I then I came home, still hungry despite the rib, the sardine, the slice of flatbread, and the spoonful of asparagus and butter beans I’d eaten four hours before, and scarfed down a few slices of the Spanish tortilla my dashing husband had made with this recipe I’d given him:

Spanish Tortilla
Like the Mexican tortilla only in general shape (round and somewhat flat) and in its ubiquitous presence, Spanish tortillas are more like omelets (known as “French tortillas” in Spanish), and come with as many varieties. I add a bit of garlic instead of the traditional onion, but otherwise stick to the basics of egg and potatoes. As flexible at home as they are in Spain, where slices are available at almost every café or bar anytime of day, tortillas are delicious hot, warm, or cold for breakfast, brunch, lunch, cocktails, or dinner.

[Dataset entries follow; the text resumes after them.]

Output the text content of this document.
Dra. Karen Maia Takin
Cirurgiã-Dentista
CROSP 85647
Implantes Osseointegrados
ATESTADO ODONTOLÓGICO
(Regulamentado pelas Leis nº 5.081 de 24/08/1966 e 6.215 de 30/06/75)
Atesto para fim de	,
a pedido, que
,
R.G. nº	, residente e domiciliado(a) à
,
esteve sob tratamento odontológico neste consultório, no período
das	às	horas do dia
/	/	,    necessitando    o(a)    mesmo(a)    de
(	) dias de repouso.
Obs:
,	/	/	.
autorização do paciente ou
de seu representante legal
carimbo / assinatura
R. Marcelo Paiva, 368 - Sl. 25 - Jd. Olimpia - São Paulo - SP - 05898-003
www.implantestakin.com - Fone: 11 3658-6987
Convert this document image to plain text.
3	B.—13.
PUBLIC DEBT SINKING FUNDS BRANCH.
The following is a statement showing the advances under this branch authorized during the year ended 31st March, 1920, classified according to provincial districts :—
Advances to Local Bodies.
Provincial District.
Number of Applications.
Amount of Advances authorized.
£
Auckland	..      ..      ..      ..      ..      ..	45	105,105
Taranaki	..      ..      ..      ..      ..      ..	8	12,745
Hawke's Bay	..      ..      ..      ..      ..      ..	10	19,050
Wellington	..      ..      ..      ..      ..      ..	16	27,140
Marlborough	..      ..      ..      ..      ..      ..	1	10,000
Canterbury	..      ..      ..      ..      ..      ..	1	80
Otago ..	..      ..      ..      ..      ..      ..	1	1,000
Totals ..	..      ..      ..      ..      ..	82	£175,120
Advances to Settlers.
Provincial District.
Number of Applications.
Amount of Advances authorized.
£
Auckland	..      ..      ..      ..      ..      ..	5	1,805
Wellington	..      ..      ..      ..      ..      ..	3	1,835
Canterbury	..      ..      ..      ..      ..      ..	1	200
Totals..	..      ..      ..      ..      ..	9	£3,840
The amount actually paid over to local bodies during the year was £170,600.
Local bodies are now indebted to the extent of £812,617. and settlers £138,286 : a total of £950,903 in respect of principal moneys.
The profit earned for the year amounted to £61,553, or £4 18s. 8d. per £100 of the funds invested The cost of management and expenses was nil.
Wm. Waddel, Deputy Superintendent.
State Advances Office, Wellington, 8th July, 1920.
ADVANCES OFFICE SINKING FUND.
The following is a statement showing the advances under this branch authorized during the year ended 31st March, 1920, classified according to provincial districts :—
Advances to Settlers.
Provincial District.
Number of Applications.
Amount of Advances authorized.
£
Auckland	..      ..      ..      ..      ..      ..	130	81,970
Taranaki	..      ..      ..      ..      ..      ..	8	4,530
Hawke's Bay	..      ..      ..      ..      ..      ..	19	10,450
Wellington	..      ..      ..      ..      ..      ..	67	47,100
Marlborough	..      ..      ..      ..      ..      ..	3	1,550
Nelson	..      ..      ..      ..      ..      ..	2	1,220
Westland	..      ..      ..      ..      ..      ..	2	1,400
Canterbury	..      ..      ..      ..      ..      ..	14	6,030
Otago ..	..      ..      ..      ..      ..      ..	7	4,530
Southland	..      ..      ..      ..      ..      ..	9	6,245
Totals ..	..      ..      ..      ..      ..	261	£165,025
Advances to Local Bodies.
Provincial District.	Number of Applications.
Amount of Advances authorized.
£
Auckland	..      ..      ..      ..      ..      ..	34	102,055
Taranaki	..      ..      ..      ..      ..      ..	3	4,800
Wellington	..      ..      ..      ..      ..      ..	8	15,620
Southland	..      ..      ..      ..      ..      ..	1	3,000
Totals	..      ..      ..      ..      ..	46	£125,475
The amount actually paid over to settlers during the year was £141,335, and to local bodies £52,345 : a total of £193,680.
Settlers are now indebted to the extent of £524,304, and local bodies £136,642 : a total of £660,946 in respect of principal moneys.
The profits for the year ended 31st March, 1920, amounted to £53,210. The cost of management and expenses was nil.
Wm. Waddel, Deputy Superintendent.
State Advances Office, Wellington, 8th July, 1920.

2 cups olive oil (most will be discarded)
4 to 5 Yukon Gold or other medium-sized potatoes
1 Tablespoon salt
3-4 cloves garlic, chopped
1/2 cup chopped parsley, optional
4 whole eggs and 4 egg whites
Heat the olive oil in a large pot over medium heat. Add the sliced potatoes and salt. Cook, stirring often to keep the potatoes from sticking, until edges of potatoes look cooked (they will be less opaque than the centers). Add the chopped garlic and continue cooking and stirring often over medium heat until the potatoes are cooked through. When potatoes are cooked, add chopped parsley, stir into the potatoes and remove from heat. Drain the entire mixture in a colander or strainer and let sit for 5 minutes. The potatoes may be a bit mushy and fall apart, this is okay.
Beat the eggs and the egg whites in a large bowl. Add the potatoes-garlic mixture and mix well.
Heat a 10-inch skillet over medium heat (a non-stick skillet will work best when you need to turn it out at the end). Spray or coat the pan with olive oil. Add the potato-egg mixture and flatten into the pan with a spatula or spoon. Turn heat down to low and let cook until the edges are firm and just the very top layer barely moves when the pan is gently shaken.
When just a top layer of uncooked egg remains, put skillet under the broiler to brown the top.
When the top is brown, remove from oven. Run a spatula around the edges to loosen the tortilla. Place a plate larger than the pan over the pan and turn the tortilla out onto the plate.
Serve warm, room temperature, or cold. Serve plain or with almost any condiment you can think of (hot sauce, pesto, salsa, ketchup–anything that you like with your eggs). It really is the perfect midnight snack for a hard-working, trivial gal.